Melhor usado como antisséptico do que como desinfetante.

Não é esporicida e pode causar pigmentações, não é inflamável e tem efeito irritante nas membranas e mucosas.

Materiais orgânicos remanescentes na superfície podem levar a neutralização da capacidade desinfetante do iodine, por isso que é necessário um contato maior do desinfetante para completar a desinfecção.

De acordo com estudo, 30 minutos de exposição a povidine-iodine (0,1%) não causou distorções significativas em moldes de materiais à base polisulfitos e polivinilsiloxane.

Desinfecção por Álcool

Providenciam nível intermediário de desinfecção, isso inclui o álcool isopropílico e o etílico à 70%, o isopropílico é habitualmente usado assim como antisséptico.

Superfícies de consultórios podem também ser desinfetadas com álcool isopropílico 70%. Álcool etílico é mais potente na atividade bactericida do que bacteriostática.

Também atua sobre o bacilo da tuberculose, fungos e vírus.

Não são indicados como desinfetantes de moldes por que podem causar alterações nas superfícies dos mesmos.

Também não são indicados para desinfecção de bases acrílicas de próteses.

Fenóis

São classificados como de nível intermediário de desinfecção.

Também conhecidos como venenos protoplasmáticos, em baixas concentrações promovem lise de bactérias em crescimento do
tipo e.coli, staphylococcus e streptococcus.

Possuem propriedades antifúngicas e antivirais, usados em bochechos, sabonetes e limpeza de superfícies não indicados para desinfecção de moldes.

Uso incompatível com látex, acrílico e borracha.

Clorexidina

Desinfetante e antisséptico de nível intermediário.

Tem amplo expectro de atividade e também é usada bem como substância antipútrida.

Tem uso habitual na forma de enxaguatórios orais e sabonetes.

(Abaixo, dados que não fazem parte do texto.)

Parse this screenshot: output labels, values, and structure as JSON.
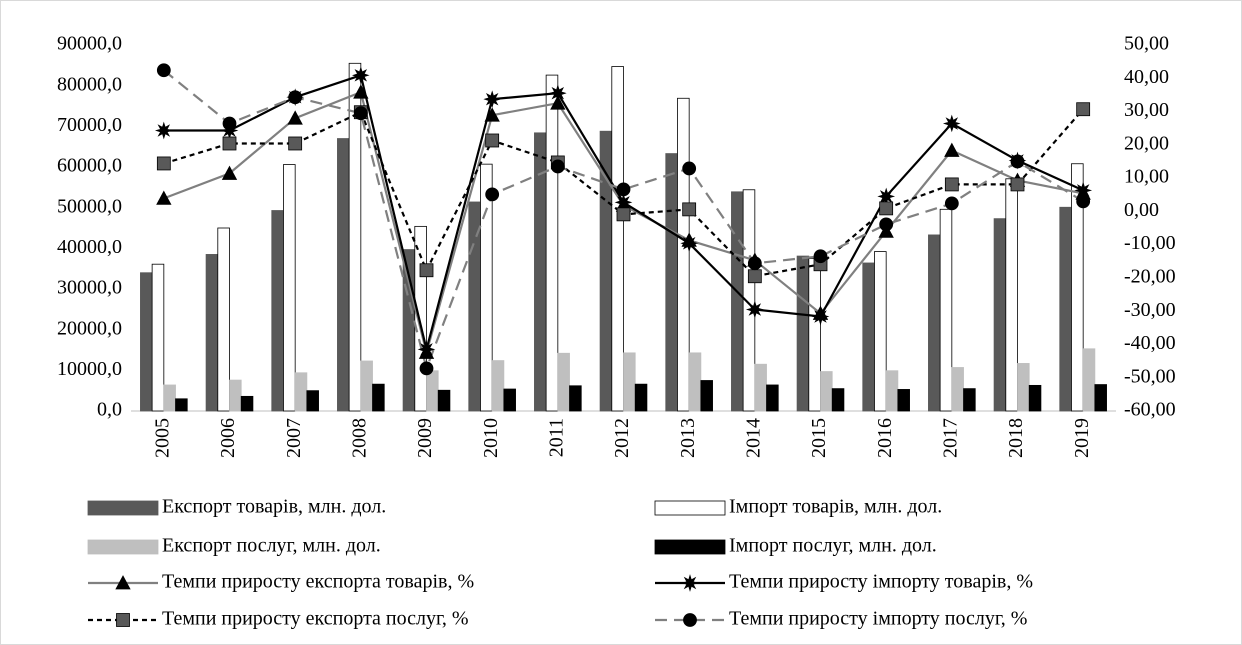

É
bactericida, virucida e micobacteriostático.

Sua atividade diminui na presença de material orgânico, uma vez que é dependente do pH.

Estudo considera que pode ser utilizado na concentração de 0.2%
substituindo a água para preparar o alginato.

Por isso o molde pode também ser imerso em clorexidina e proporcionar uma desinfecção efetiva.

Considerado também um produto indicado para desinfecção de próteses que contenham componentes metálicos, durante as idas e vindas da clínica ao laboratório características do processo

laboratorial (uma vez que o hipoclorito de sódio não seria indicado pela presença do metal).

Água ionizada

O ozônio é uma molécula gasosa inorgânica, tem atividade
DESINFECÇÃO antimicrobiana, anti hipóxica, analgésica e imunoestimulatória.

É usada para desinfecção de águas, cavidade oral e dentaduras.

A água ozonizada pode ser usada também para a desinfecção de moldes.

Estudos mostram bons resultados de desinfecção usando água ionizada
produzida por uma máquina especifica em moldes contaminados com P. Aeruginosa, S. aureus e C. albicans.

Os autores consideram ainda que a água ionizada é mais biocompatível do que o hipoclorito de sódio, clorexidine ou água oxigenada e pode ser usada com imersões por mais tempo para conseguir desinfecções mais efetivas.

Ácido Peracético

Tem vantagens bioquímicas que permitem a sua utilização de alto
nível na área médica.

Características do ácido peracético assim como pH favorável, boa capacidade antimicrobiana e baixa toxicidade, sugerem propriedades para a desinfecção de moldes na rotina odontológica.

É utilizado na proporção de 1% para desinfecção de moldes, sua capacidade anti microbiológica foi comprovada em estudo microbiológico, porém estudos de estabilidade dimensional não foram encontrados.

Considera-se também a esterilização de moldes, ou dos modelos de gesso utilizando irradiação por micro-ondas.

Mas essas causam alterações na integridade da membrana celular e do metabolismo celular que leva a morte microbiana.

É considerado um método simples, de baixo custo e efetivo de desinfecção.

Da mesma forma é indicado para desinfecção de próteses totais e também de moldes.

Por isso, alguns estudos mostram a efetividade desse método quando associado ao peróxido de hidrogênio, sem causar alterações nos materiais.

Assim como o uso da radiação ultra-violeta também é descrito e defendido por estudo de Nimonkar e colaboradores que comparou esse método com a desinfecção química utilizando hipoclorito de sódio a 1% e Glutaraldeido a 2% em relação à estabilidade do polivinilsiloxane.